Thursday, July 26, 2012


After we finished with our exhaustive tour of Ephesus, we returned to Kusadasi for a carpet demonstration.  
Some pictures of the countryside on the way back...Kusadasi is a beach community, a lot of northern Europeans go there for sun vacations.

We went to a carpet dealer for a demonstration of rug making...there was a gal who was making this silk carpet.  She had a computer print out of the design, and she tied the knots according to the designated color.  I tried to figure out where on the pattern she was, but it was Greek to me.  Her hands worked very quickly...amazing.  She took the scraps and put them into bags..I asked what they did with them...stuff pillows.  I would have bought a bag and put them in a clear vase.  

We were led upstairs, and we were offered apple tea and pastries...were we being drugged?  Just kidding...this picture is from their website, Sakkara, and we would buy from them again!

They pulled out at least 50 carpets...starting with wool tribal rugs, the most inexpensive, and ended up with silk.  The handlers spun the carpets, all with a flourish.  When we planned this trip, we had decided to purchase a rug.  So, we were fresh meat.  We bought 2 rugs, one is 18 x 36 inches, a wall hanging, a Hereke, 

this one is about 5x7, and blue is much prettier than the photo depicts.

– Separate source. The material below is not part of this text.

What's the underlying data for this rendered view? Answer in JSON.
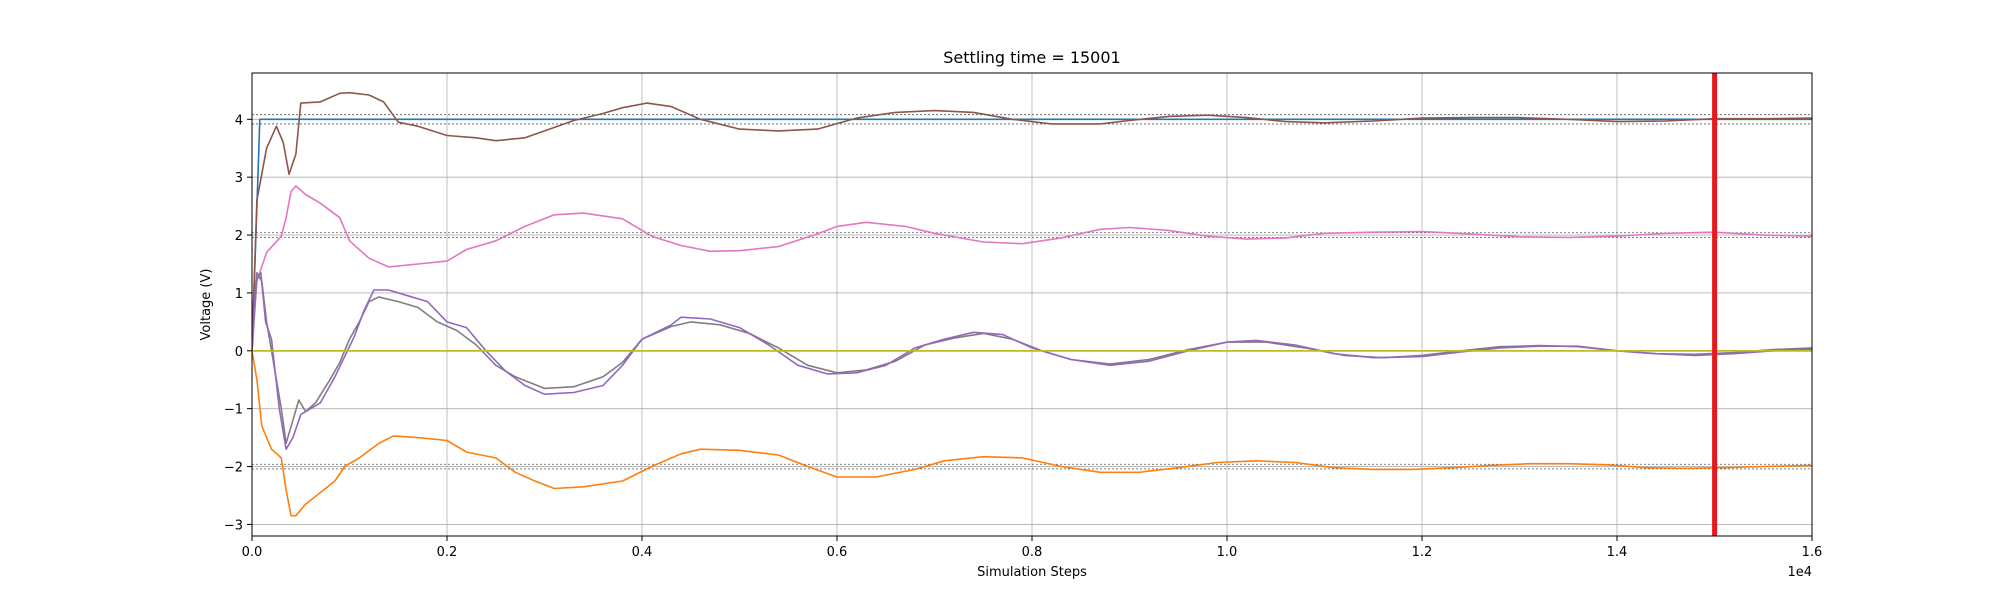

I had no idea that as you look at silk from each direction, the color can become more vibrant.  Hopefully, we'll receive these soon.  We instantly became special customers, and were entitled to all sorts of special discounts.  They brought Robert Turkish coffee, and arrack for was tasty,  I do like anise.  We were able to leave with our shirts on our backs!  It was great fun, and educational.
I had never seen a mosque, or heard the minaret call for prayers.  We asked Kurshot where we could see a mosque, hear the minaret, and he told us.  We walked for a bit, taking in the local sights, and found the mosque.  A man saw us looking, and invited us in.  Chris and I were given head coverings, since I had on shorts, I was given a skirt, and we all removed our shoes.  He said it was okay to take photos.

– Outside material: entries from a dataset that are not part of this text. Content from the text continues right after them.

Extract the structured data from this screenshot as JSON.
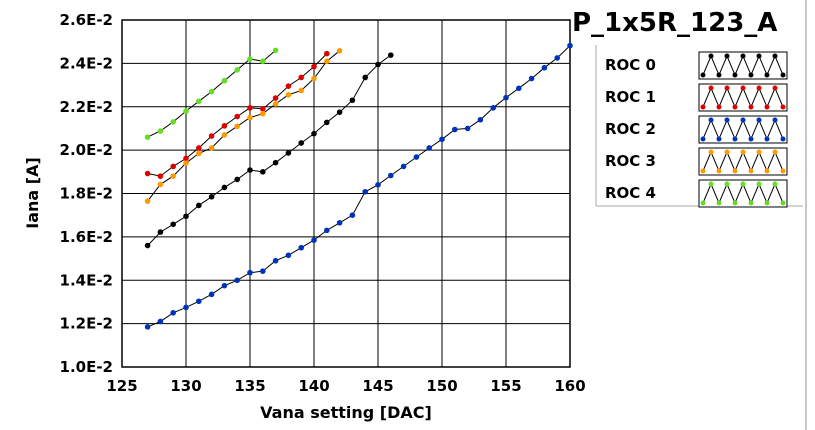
{
  "chart_data": {
    "type": "line",
    "title": "P_1x5R_123_A",
    "xlabel": "Vana setting [DAC]",
    "ylabel": "Iana [A]",
    "xlim": [
      125,
      160
    ],
    "ylim": [
      0.01,
      0.026
    ],
    "x_ticks": [
      125,
      130,
      135,
      140,
      145,
      150,
      155,
      160
    ],
    "x_tick_labels": [
      "125",
      "130",
      "135",
      "140",
      "145",
      "150",
      "155",
      "160"
    ],
    "y_ticks": [
      0.01,
      0.012,
      0.014,
      0.016,
      0.018,
      0.02,
      0.022,
      0.024,
      0.026
    ],
    "y_tick_labels": [
      "1.0E-2",
      "1.2E-2",
      "1.4E-2",
      "1.6E-2",
      "1.8E-2",
      "2.0E-2",
      "2.2E-2",
      "2.4E-2",
      "2.6E-2"
    ],
    "grid": true,
    "legend_position": "top-right",
    "series": [
      {
        "name": "ROC 0",
        "color": "#000000",
        "x": [
          127,
          128,
          129,
          130,
          131,
          132,
          133,
          134,
          135,
          136,
          137,
          138,
          139,
          140,
          141,
          142,
          143,
          144,
          145,
          146
        ],
        "y": [
          0.0156,
          0.01622,
          0.01658,
          0.01695,
          0.01745,
          0.01785,
          0.01828,
          0.01865,
          0.01908,
          0.019,
          0.01942,
          0.01987,
          0.02033,
          0.02076,
          0.02128,
          0.02175,
          0.0223,
          0.02335,
          0.02395,
          0.02438
        ]
      },
      {
        "name": "ROC 1",
        "color": "#dd0000",
        "x": [
          127,
          128,
          129,
          130,
          131,
          132,
          133,
          134,
          135,
          136,
          137,
          138,
          139,
          140,
          141
        ],
        "y": [
          0.01892,
          0.0188,
          0.01925,
          0.01962,
          0.0201,
          0.02065,
          0.02112,
          0.02155,
          0.02195,
          0.0219,
          0.0224,
          0.02295,
          0.02335,
          0.02385,
          0.02445
        ]
      },
      {
        "name": "ROC 2",
        "color": "#0033bb",
        "x": [
          127,
          128,
          129,
          130,
          131,
          132,
          133,
          134,
          135,
          136,
          137,
          138,
          139,
          140,
          141,
          142,
          143,
          144,
          145,
          146,
          147,
          148,
          149,
          150,
          151,
          152,
          153,
          154,
          155,
          156,
          157,
          158,
          159,
          160
        ],
        "y": [
          0.01185,
          0.0121,
          0.0125,
          0.01275,
          0.01303,
          0.01335,
          0.01375,
          0.014,
          0.01435,
          0.01442,
          0.0149,
          0.01515,
          0.0155,
          0.01585,
          0.0163,
          0.01665,
          0.017,
          0.01808,
          0.0184,
          0.01883,
          0.01925,
          0.01968,
          0.0201,
          0.0205,
          0.02095,
          0.021,
          0.0214,
          0.02195,
          0.02242,
          0.02285,
          0.0233,
          0.0238,
          0.02425,
          0.02482
        ]
      },
      {
        "name": "ROC 3",
        "color": "#ff9900",
        "x": [
          127,
          128,
          129,
          130,
          131,
          132,
          133,
          134,
          135,
          136,
          137,
          138,
          139,
          140,
          141,
          142
        ],
        "y": [
          0.01765,
          0.01842,
          0.0188,
          0.0194,
          0.01985,
          0.0201,
          0.0207,
          0.0211,
          0.0215,
          0.02168,
          0.02213,
          0.02255,
          0.02275,
          0.0233,
          0.0241,
          0.02458
        ]
      },
      {
        "name": "ROC 4",
        "color": "#66dd22",
        "x": [
          127,
          128,
          129,
          130,
          131,
          132,
          133,
          134,
          135,
          136,
          137
        ],
        "y": [
          0.0206,
          0.02088,
          0.0213,
          0.0218,
          0.02225,
          0.0227,
          0.0232,
          0.0237,
          0.0242,
          0.0241,
          0.0246
        ]
      }
    ]
  }
}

No religious symbols or icons.  Beautiful in its' plainness.

This is a short clip of the call to prayer...sorry, I don't know how to use the video on the camera.  Robert thinks that the man who helped us at the mosque was the iman, and this is his voice.

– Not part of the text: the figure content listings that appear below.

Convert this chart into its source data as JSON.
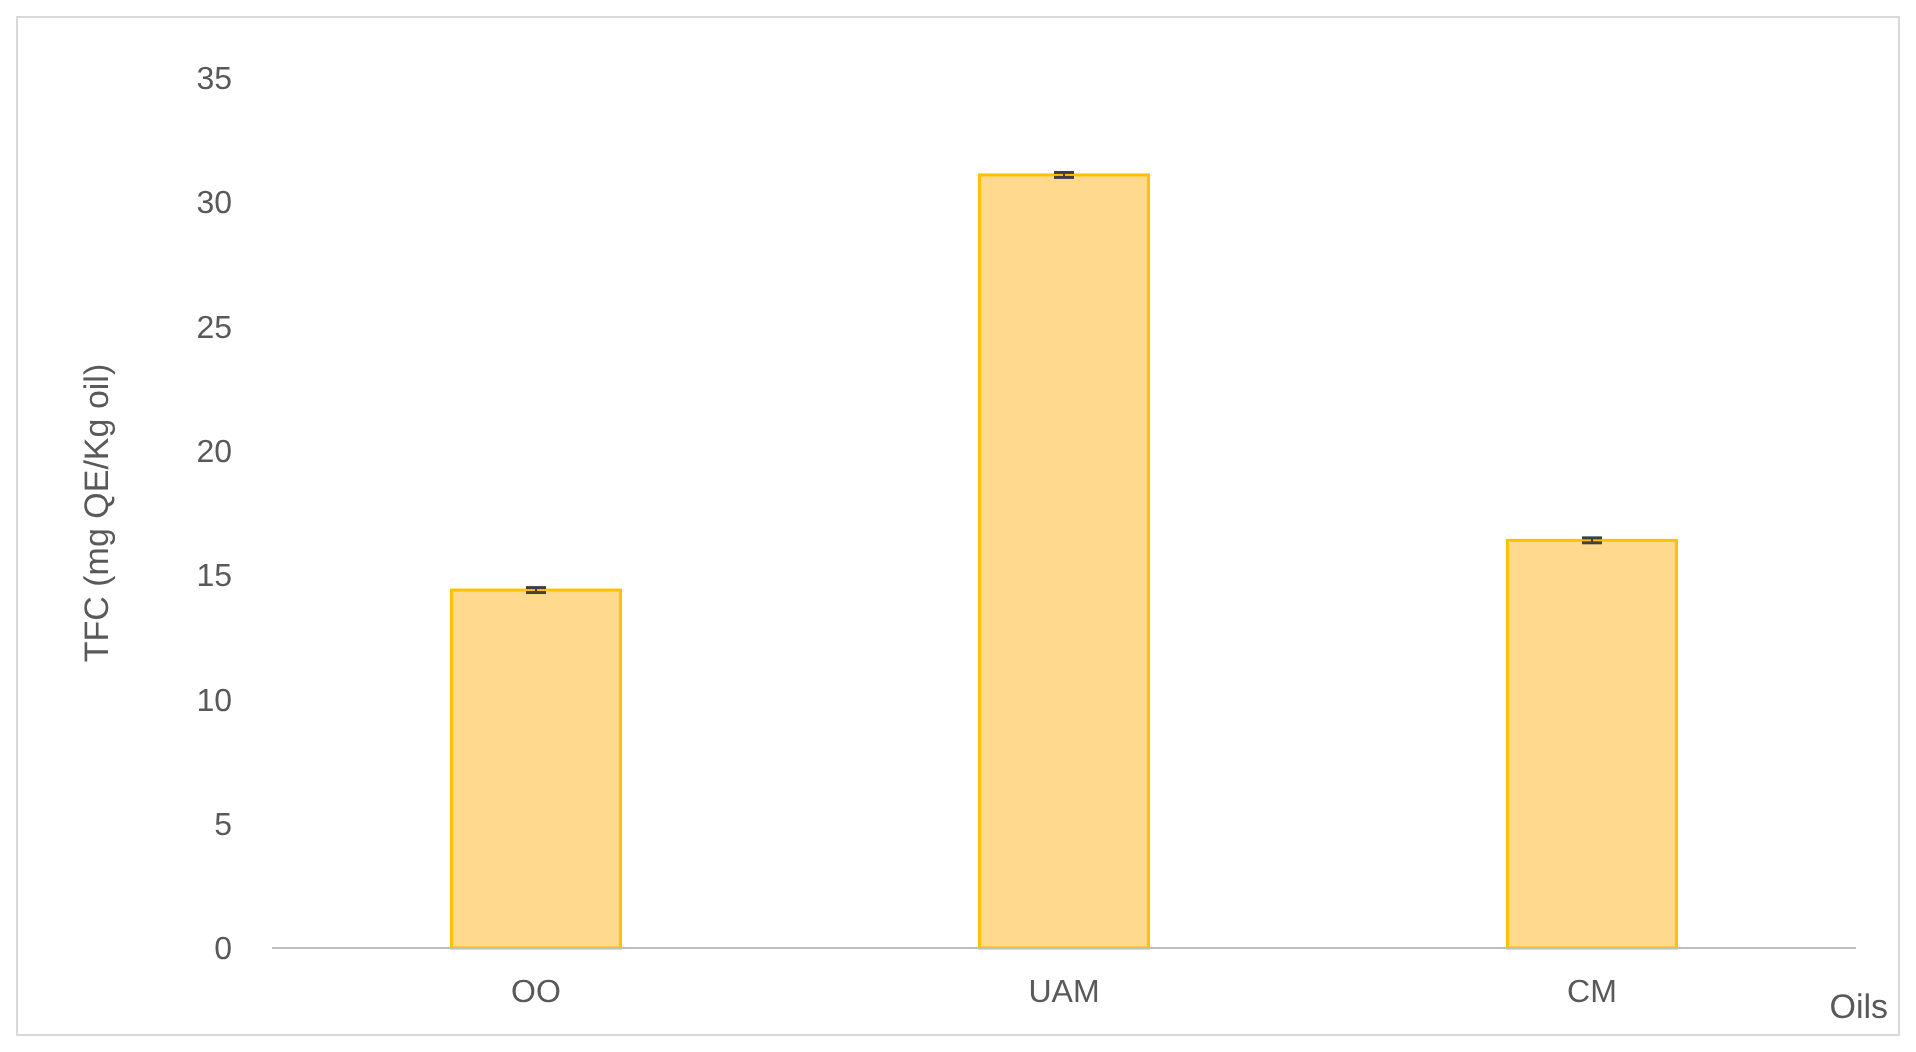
{
  "chart_data": {
    "type": "bar",
    "xlabel": "Oils",
    "ylabel": "TFC (mg QE/Kg oil)",
    "categories": [
      "OO",
      "UAM",
      "CM"
    ],
    "values": [
      14.4,
      31.1,
      16.4
    ],
    "errors": [
      0.1,
      0.1,
      0.1
    ],
    "color": "#fed98e",
    "ylim": [
      0,
      35
    ],
    "yticks": [
      0,
      5,
      10,
      15,
      20,
      25,
      30,
      35
    ],
    "grid": false
  }
}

Nearby, there was a fountain where we saw men washing their hands (and feet), before going into the mosque.  Beautiful tile work on the fountain.

Who can resist a Turkish bazaar?  It was great fun!

We were supposed to leave Kusadasi at 4:30 p.m.  Nothing happened.  I went out on the balcony, and there were a couple people bustling around the gangway...all the shade tents, water, etc. were packed away, we were ready to go.  The captain gave a few blows of the whistle, and Turkish officials were looking anxious.  The tug boats kept circling.  At about 5:20, the purser went onto the dock, and gave a Turkish official a persons' picture and American passport (I was watching all this using Robert's binoculars).  Oh my  gosh, we were going to leave someone there.  At 5:30, a girl comes running down the pier, people on the upper decks start clapping, and off we go.  She almost got left behind.  We had played trivia with her and her sister the day before...she suggested our team name to be The Dancing Flamingos.  We came in second.  And did I mention that I won $76 playing bingo?
And speaking of watching the day I spent 1 1/2 hours watching the crew pull up the tender platform...I held up happy hour, but it was too interesting to walk away from.  All parts fit together so neatly, and it became part of the ship!

Kusadasi as we left.

We had to back out of our docking area, so these two boats formed a "wall", for the boat to pivot around.  More maritime fun!

Ataturk, overlooking the city.

An old island fort.

We decided that we definitely liked Turkey, and would go back.  Though only there for a day, we met congenial people, felt safe, enjoyed what little culture we encountered.  The man at the mosque was so nice, as was our tour guide, and the rug dealers.  
Hmm, Istanbul calls my name....a pretty sunset,

 and a beautiful moon rise.  

Our final stop tomorrow, Athens.  Will this trip really end?


  1. This reminds me of my time in Istanbul several years ago. My sister lived in Azerbaijan at the time, and I was traveling to visit her. Isn't hearing the call to prayer magical?

    1. Istanbul is on my list. We were impressed by how gentle the iman was, his willingness to share his mosque with us. The call was magical. We liked that the mosque had plain in your face statuary, etc.

  2. I'm amazed at all you saw and did in such a relatively short time. Your photos are so good I could almost smell the salt air.

    1. That's why we like to cruise...unpack once, the boat moves you around. I keep dreaming about our grand tour, when Robert retires, we'll sell the house, buy a condo, go to Europe or anywhere, for months at a time, return to the places we liked. It's good to dream!